Tetapi pikiran saya lebih tertarik pada pengalaman pribadi sebagai guru. Selama dua tahun menjadi guru, saya gelisah. Gelisah dan was was karena secara ekonomi harus saya katakan ini adalah "pengabdian". Pekerjaan sukarela. Mau tidak mau kita harus mengakui bahwa guru hanya pekerjaan sukarela bagi mereka yang rela hidupnya dililit tekanan dan kebutuhan ekonomi. Saya amat sangat berharap bahwa pernyataan yang tadi saya berikan adalah sepenuhnya salah.

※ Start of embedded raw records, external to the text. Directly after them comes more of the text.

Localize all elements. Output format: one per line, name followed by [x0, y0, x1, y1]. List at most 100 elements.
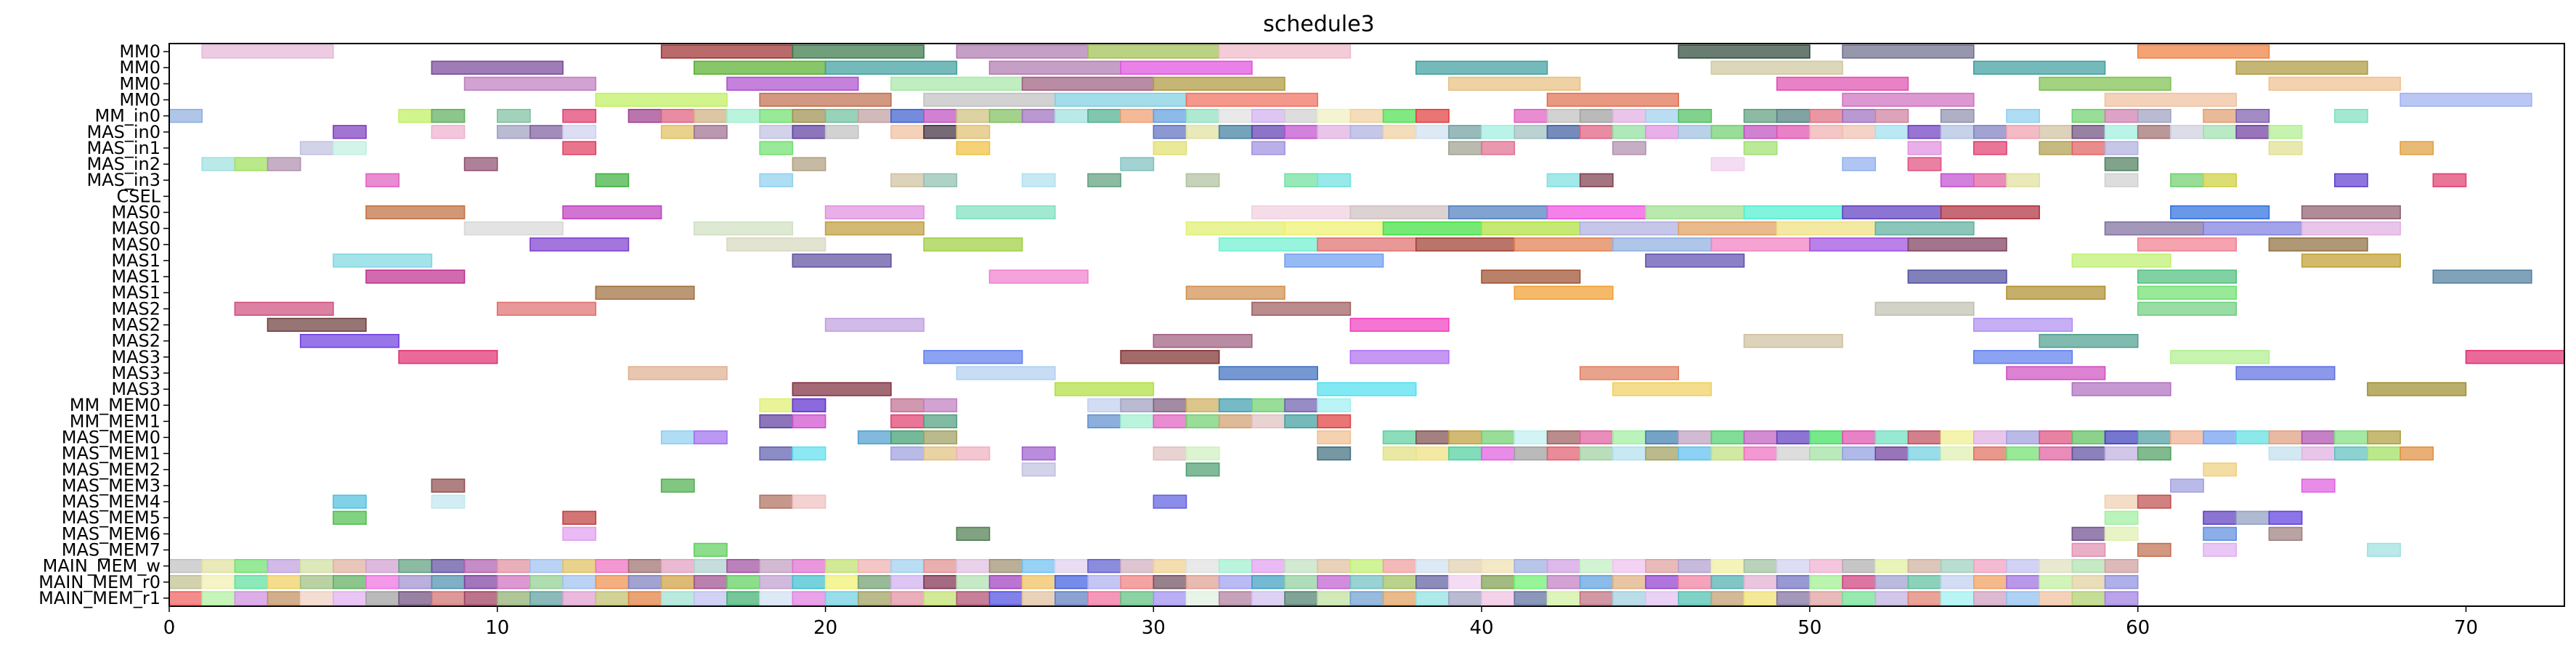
task-bar	[1481, 430, 1516, 445]
task-bar	[2334, 109, 2368, 123]
task-bar	[1055, 109, 1089, 123]
task-bar	[463, 575, 498, 589]
task-bar	[1481, 141, 1516, 155]
task-bar	[1612, 109, 1646, 123]
task-bar	[660, 44, 794, 59]
task-bar	[2203, 221, 2303, 236]
task-bar	[2071, 430, 2106, 445]
task-bar	[1448, 575, 1482, 589]
task-bar	[923, 109, 958, 123]
task-bar	[333, 494, 367, 509]
task-bar	[1513, 285, 1614, 300]
task-bar	[660, 591, 695, 605]
x-tick-label: 70	[2454, 617, 2478, 639]
task-bar	[2104, 141, 2139, 155]
task-bar	[2039, 430, 2073, 445]
task-bar	[2235, 510, 2270, 525]
task-bar	[333, 510, 367, 525]
bars-layer	[168, 44, 2565, 605]
task-bar	[1579, 591, 1614, 605]
task-bar	[792, 591, 826, 605]
task-bar	[1448, 430, 1482, 445]
y-axis: MM0MM0MM0MM0MM_in0MAS_in0MAS_in1MAS_in2M…	[38, 41, 169, 608]
task-bar	[595, 558, 630, 574]
task-bar	[463, 157, 498, 171]
task-bar	[1678, 125, 1712, 139]
task-bar	[2203, 510, 2238, 525]
task-bar	[2235, 125, 2270, 139]
task-bar	[1612, 558, 1646, 574]
task-bar	[1546, 173, 1581, 187]
task-bar	[1546, 575, 1581, 589]
task-bar	[1907, 575, 1942, 589]
task-bar	[1055, 92, 1187, 107]
task-bar	[1612, 125, 1646, 139]
task-bar	[1842, 157, 1877, 171]
task-bar	[1513, 591, 1548, 605]
task-bar	[1710, 430, 1745, 445]
task-bar	[365, 575, 400, 589]
task-bar	[463, 591, 498, 605]
task-bar	[1678, 430, 1712, 445]
task-bar	[1153, 558, 1187, 574]
task-bar	[2465, 350, 2565, 364]
task-bar	[1776, 109, 1811, 123]
task-bar	[857, 591, 892, 605]
task-bar	[2006, 366, 2106, 380]
task-bar	[1087, 414, 1122, 429]
task-bar	[2071, 542, 2106, 558]
task-bar	[529, 591, 564, 605]
task-bar	[1218, 414, 1253, 429]
task-bar	[1153, 398, 1187, 412]
task-bar	[1776, 446, 1811, 461]
task-bar	[595, 575, 630, 589]
task-bar	[660, 430, 695, 445]
task-bar	[1415, 575, 1450, 589]
task-bar	[1284, 253, 1384, 268]
task-bar	[1317, 109, 1352, 123]
task-bar	[1645, 446, 1680, 461]
y-tick-label: MAS_MEM7	[62, 540, 161, 560]
task-bar	[234, 591, 269, 605]
task-bar	[1907, 141, 1942, 155]
task-bar	[1415, 591, 1450, 605]
y-tick-label: MAS_in2	[86, 154, 161, 174]
task-bar	[890, 591, 925, 605]
task-bar	[726, 591, 761, 605]
task-bar	[660, 125, 695, 139]
task-bar	[1645, 430, 1680, 445]
task-bar	[299, 575, 334, 589]
task-bar	[1940, 205, 2040, 220]
task-bar	[234, 301, 334, 317]
task-bar	[333, 253, 433, 268]
task-bar	[1973, 446, 2007, 461]
task-bar	[365, 173, 400, 187]
task-bar	[1874, 558, 1909, 574]
task-bar	[923, 575, 958, 589]
task-bar	[1317, 398, 1352, 412]
task-bar	[1153, 575, 1187, 589]
task-bar	[2104, 430, 2139, 445]
task-bar	[1218, 237, 1318, 252]
y-tick-label: MM_MEM1	[70, 411, 161, 431]
task-bar	[1973, 430, 2007, 445]
task-bar	[1546, 446, 1581, 461]
task-bar	[201, 591, 236, 605]
task-bar	[1874, 430, 1909, 445]
task-bar	[2137, 125, 2171, 139]
task-bar	[1349, 109, 1384, 123]
task-bar	[1874, 591, 1909, 605]
task-bar	[2203, 109, 2238, 123]
task-bar	[1874, 221, 1975, 236]
y-tick-label: MM_in0	[94, 106, 161, 126]
task-bar	[2104, 510, 2139, 525]
task-bar	[1678, 591, 1712, 605]
y-tick-label: MAS2	[111, 331, 161, 351]
task-bar	[1087, 109, 1122, 123]
task-bar	[1743, 205, 1843, 220]
task-bar	[234, 157, 269, 171]
y-tick-label: MM0	[119, 90, 161, 110]
task-bar	[693, 575, 728, 589]
chart-title: schedule3	[1263, 12, 1375, 37]
y-tick-label: MAS1	[111, 266, 161, 287]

Di sisi lain pula, pendidikan di Indonesia khususnya hanya mengabdi pada kepentingan ekonomi semata. Saya yakin seyakin yakinnya bahwa pendidikan di Indonesia dipakai untuk mengangkat status secara ekonomi. Bukan semata mata membebaskan diri dari pikiran pikiran sempit. Pernyataan ini bisa dibuktikan dengan beberapa jurusan favorit yang tentunya menunjang beberapa pilihan karir yang menjamin kehidupan finansial para siswa kelak di kemudian hari. Pikiran pikiran siswa digiring kepada pola pikir yang hanya menguntungkan kantong.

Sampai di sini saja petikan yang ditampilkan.